Interventions: Parent training (11 core, 2 optional sessions; 2 telephone boosters; 2 home visits) provided specific strategies to manage disruptive behavior. Parent education (12 core sessions, 1 home visit) provided information about autism but no behavior management strategies.
Main outcomes and measures: Parents rated disruptive behavior and noncompliance on co-primary outcomes: the Aberrant Behavior Checklist-Irritability subscale (range, 0-45) and the Home Situations Questionnaire-Autism Spectrum Disorder (range, 0-9).
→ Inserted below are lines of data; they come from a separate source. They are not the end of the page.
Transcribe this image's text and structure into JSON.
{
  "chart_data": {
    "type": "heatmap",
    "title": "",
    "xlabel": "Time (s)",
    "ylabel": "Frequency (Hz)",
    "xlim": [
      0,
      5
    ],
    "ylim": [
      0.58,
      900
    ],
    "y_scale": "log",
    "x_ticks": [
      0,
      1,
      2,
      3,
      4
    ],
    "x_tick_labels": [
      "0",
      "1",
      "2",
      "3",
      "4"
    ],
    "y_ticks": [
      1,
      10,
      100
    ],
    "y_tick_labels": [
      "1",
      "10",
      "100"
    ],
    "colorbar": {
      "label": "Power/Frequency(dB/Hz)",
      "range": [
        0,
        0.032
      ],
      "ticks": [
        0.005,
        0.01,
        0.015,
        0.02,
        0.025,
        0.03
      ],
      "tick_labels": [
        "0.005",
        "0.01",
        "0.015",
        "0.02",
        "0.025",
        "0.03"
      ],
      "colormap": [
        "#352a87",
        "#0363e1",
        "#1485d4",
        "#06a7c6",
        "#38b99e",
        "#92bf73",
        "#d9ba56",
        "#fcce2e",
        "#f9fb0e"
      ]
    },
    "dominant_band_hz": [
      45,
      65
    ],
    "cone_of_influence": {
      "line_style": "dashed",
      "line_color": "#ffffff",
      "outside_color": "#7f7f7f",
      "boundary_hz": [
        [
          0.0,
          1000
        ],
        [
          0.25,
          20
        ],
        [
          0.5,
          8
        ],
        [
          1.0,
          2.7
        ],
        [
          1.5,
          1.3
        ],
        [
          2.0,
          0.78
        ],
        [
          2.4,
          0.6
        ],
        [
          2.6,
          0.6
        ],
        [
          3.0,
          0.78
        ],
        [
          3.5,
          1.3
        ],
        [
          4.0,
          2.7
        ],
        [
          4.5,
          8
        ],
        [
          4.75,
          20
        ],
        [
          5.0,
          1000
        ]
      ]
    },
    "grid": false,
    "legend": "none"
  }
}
On both measures, higher scores indicate greater severity and a 25% reduction indicates clinical improvement. A clinician blind to treatment assignment rated the Improvement scale of the Clinical Global Impression (range, 1-7), a secondary outcome, with a positive response less than 3.
Results: At week 24, the Aberrant Behavior Checklist-Irritability subscale declined 47.7% in parent training (from 23.7 to 12.4) compared with 31.8% for parent education (23.9 to 16.3) (treatment effect, -3.9; 95% CI, -6.2 to -1.7; P < .001, standardized effect size = 0.62). The Home Situations Questionnaire-Autism Spectrum Disorder declined 55% (from 4.0 to 1.8) compared with 34.2% in parent education (3.8 to 2.5) (treatment effect, -0.7; 95% CI, -1.1 to -0.3; P < .001, standardized effect size = 0.45). Neither measure met the prespecified minimal clinically important difference. The proportions with a positive response on the Clinical Global Impression-Improvement scale were 68.5% for parent training vs 39.6% for parent education (P < .001).
Conclusions and relevance: For children with autism spectrum disorder, a 24-week parent training program was superior to parent education for reducing disruptive behavior on parent-reported outcomes, although the clinical significance of the improvement is unclear. The rate of positive response judged by a blinded clinician was greater for parent training vs parent education.
Trial registration: clinicaltrials.gov Identifier: NCT01233414.